If we are going to discuss this case, perhaps someone could post it so that we
can see how the judge reasoned. I would suspect that NC has adopted the UTSA
(unless this case is brought under non-standard trade secret laws), but that
question is surely answered in the opinion.

I think it is valid to cite cases from other state's jurisdictions when the
other state has adopted the same exact law. It isn't controlling, but I would
think it would be influential. I think it does happen that different states
have different common law even where the black letter law is identical.

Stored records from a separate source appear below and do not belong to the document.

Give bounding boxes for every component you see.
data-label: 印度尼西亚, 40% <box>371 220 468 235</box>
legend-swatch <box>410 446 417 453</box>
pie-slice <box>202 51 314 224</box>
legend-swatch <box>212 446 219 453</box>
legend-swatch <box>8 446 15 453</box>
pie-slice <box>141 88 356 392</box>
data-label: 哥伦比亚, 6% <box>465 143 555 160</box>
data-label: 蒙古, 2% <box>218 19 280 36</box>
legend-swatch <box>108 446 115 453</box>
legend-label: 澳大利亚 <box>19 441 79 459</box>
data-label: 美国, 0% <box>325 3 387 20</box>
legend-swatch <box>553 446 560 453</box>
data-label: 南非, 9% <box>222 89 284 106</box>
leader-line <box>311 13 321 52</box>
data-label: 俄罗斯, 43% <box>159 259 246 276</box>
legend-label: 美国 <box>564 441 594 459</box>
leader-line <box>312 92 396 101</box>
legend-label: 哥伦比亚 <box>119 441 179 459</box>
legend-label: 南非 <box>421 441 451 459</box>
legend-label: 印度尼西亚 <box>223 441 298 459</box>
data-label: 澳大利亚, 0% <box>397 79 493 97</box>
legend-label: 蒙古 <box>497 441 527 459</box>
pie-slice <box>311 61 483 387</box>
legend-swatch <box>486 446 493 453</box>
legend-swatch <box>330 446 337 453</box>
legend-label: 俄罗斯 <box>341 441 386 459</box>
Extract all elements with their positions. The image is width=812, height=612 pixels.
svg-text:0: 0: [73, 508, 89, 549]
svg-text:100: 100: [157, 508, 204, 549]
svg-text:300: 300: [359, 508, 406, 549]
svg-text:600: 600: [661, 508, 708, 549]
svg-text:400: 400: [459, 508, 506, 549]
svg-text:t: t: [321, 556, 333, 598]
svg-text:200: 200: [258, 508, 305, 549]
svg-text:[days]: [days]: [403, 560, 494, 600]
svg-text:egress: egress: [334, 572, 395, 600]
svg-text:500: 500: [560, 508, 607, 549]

All this case really says is that publishing object code does not destroy the
trade secrets status. If somebody actually does reverse engineer, that would
destroy the trade secret status, but the fact that it is possible to retrieve
the ideas that way does not mean that people who get them by old fashion
misappropriation get off because of that unpersued possibility. I think there
are plenty of UTSA cases that say the mere possibility of reverse enginnering
doesn't destroy the trade secret status.

My guess is that most courts would reject arguements that trade secrets for
source code are destroyed by the publication of the binary.

--- Seth David Schoen <schoen@loyalty.org> wrote:

> > Barr-Mullin, Inc. v. Browning, 108 N.C. App. 590, 424 S.E.2d 226 (1993).

> I doubt anybody here would like that decision, but fortunately for
> those of us in California (where a lot of the big technology law cases
> seem to originate, and where the current DVD trade secret theory is
> being argued), that's North Carolina.
> 
> Does North Carolina have UTSA legislation?